The founder, “Brother Roger, said, ‘This is important. If these young people are coming, they are searching for something and we need to respond,'” Brother John explained.

The community does not just wait for the young people, though, it goes out to them. Since 1978, “the pilgrimage of trust” has been held in cities all over Europe, bringing people 16-35 years old together Dec. 28-Jan. 2 for sharing, discussions and, mainly, prayer.

The young people will gather twice a day at the major basilicas of Rome; organizers also have set aside the Basilica of the Holy Cross of Jerusalem for silent prayer and confession or a simple heart-to-heart with a priest or brother.

At DePaul University in Chicago in late May, the brothers began a similar prayer experience for young adults in the United States. In 2013 the Memorial Day weekend pilgrimage will be held in Red Shirt, South Dakota, on the edge of the Pine Ridge Indian Reservation.

The fact that young people still flock to Taize, France, and to its prayer gatherings shows that whatever else has changed in the world and in the lives of the young, “there is still a thirst in the young for meaning, for meaning in their life.
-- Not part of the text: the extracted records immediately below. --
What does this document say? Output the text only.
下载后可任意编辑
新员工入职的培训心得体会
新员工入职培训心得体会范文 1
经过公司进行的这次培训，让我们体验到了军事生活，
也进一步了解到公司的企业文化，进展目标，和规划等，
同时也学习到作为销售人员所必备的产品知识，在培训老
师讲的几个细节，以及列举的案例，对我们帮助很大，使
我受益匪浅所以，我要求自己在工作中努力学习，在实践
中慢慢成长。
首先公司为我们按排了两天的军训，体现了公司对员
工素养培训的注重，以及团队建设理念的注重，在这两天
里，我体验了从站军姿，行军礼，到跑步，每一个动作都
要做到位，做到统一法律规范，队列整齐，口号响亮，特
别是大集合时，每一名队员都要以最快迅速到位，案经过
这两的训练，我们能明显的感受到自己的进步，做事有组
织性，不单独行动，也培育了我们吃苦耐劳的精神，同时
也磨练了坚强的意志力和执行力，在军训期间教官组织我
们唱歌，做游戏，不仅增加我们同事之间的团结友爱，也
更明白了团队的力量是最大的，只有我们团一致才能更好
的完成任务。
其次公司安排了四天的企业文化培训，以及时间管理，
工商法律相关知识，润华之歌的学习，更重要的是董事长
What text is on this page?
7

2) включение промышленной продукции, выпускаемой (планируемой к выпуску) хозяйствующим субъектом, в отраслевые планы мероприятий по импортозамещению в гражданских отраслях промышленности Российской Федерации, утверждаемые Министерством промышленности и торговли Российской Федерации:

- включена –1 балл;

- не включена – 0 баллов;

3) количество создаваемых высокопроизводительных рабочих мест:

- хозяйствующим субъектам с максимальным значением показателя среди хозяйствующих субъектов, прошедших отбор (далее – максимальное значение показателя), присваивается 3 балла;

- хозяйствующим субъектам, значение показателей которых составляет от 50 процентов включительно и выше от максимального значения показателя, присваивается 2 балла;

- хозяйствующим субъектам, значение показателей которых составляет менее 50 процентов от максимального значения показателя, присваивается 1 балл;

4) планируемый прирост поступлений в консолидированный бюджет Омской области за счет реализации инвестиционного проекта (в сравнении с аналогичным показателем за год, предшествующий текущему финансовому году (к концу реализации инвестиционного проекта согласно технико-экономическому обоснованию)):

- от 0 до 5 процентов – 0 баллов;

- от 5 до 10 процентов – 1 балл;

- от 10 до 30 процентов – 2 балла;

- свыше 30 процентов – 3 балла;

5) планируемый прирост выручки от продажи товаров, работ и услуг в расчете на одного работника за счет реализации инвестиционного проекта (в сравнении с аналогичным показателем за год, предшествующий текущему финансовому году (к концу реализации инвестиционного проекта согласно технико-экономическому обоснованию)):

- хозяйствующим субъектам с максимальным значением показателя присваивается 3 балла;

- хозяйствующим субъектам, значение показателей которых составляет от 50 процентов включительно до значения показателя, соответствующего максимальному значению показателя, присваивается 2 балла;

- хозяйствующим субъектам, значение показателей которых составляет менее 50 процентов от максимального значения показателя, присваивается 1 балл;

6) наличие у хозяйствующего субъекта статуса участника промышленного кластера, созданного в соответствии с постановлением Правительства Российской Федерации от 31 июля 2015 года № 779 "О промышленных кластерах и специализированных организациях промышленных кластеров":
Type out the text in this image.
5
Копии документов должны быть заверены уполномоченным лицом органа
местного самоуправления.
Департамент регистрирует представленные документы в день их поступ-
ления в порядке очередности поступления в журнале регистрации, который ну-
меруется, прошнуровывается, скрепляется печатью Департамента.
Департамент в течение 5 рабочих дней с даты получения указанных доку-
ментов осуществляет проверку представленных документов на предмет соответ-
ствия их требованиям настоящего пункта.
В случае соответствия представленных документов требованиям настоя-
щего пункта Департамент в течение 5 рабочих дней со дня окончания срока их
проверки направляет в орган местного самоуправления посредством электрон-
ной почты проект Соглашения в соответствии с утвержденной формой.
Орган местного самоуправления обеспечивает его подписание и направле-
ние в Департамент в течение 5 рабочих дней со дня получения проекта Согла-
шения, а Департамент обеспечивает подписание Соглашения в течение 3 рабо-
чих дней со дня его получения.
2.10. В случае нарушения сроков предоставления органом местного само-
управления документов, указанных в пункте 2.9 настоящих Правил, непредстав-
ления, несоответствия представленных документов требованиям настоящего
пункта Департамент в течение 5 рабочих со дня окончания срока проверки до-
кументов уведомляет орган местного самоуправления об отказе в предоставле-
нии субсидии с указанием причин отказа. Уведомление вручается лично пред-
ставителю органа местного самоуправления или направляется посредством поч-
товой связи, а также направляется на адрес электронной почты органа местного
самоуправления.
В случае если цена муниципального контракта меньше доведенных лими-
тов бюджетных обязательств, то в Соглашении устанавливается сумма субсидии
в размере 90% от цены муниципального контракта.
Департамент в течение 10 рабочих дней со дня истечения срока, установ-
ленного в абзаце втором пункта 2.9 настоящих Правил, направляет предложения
Many young people today are worried about the future — their own personal future and the future of humanity,” Brother John said.

“Young people, when they are exposed to it, can discover the importance of silent prayer, of going into themselves and opening their hearts to God,” he said.

When he joined the community in 1974, Brother John said, the community’s prayer was all in French and it was “a more traditional monastic prayer,” but it was evolving.

“When the young people started coming from different countries, different languages, different backgrounds — some had no experience of the church — we looked for ways of making the prayer accessible to them. By trial and error we found this idea of repeating a few words.”

There is no set number of times the phrases, mainly from the Psalms, are repeated. At a certain point, a leader sings “Amen” and the congregation finishes the chant. Experience has shown the monks that “repetition can help you go deeper into prayer,” Brother John said.

The long period of silence, he said, is key.

“Many people find it hard to believe” that young people — so connected to computers, cell phones, portable music players of various kinds — could be so still for so long.

“Young people, when they are exposed to it, can discover the importance of silent prayer, of going into themselves and opening their hearts to God,” he said.

For Brother Roger and for most of the monks today, Brother John said, reconciliation among Christians is a major motivation for their living and praying together: a life and liturgy marked by the simplicity, silence and scriptural focus that marked monasticism long before the Reformation split Europe’s Christian communities.

But for most of the young people who come to Taize, he said, “ecumenism in the narrow sense doesn’t interest the young people. They don’t like to discuss the differences between the Christian denominations. They don’t know much about that and aren’t interested in it.”

However, he said, they are interested in the fact that people come to Taize from all the Christian traditions and that it’s a place where they can “discover what faith is all about. ‘What does it mean to believe?’ ‘What is the meaning of my life?’ Those kinds of questions.”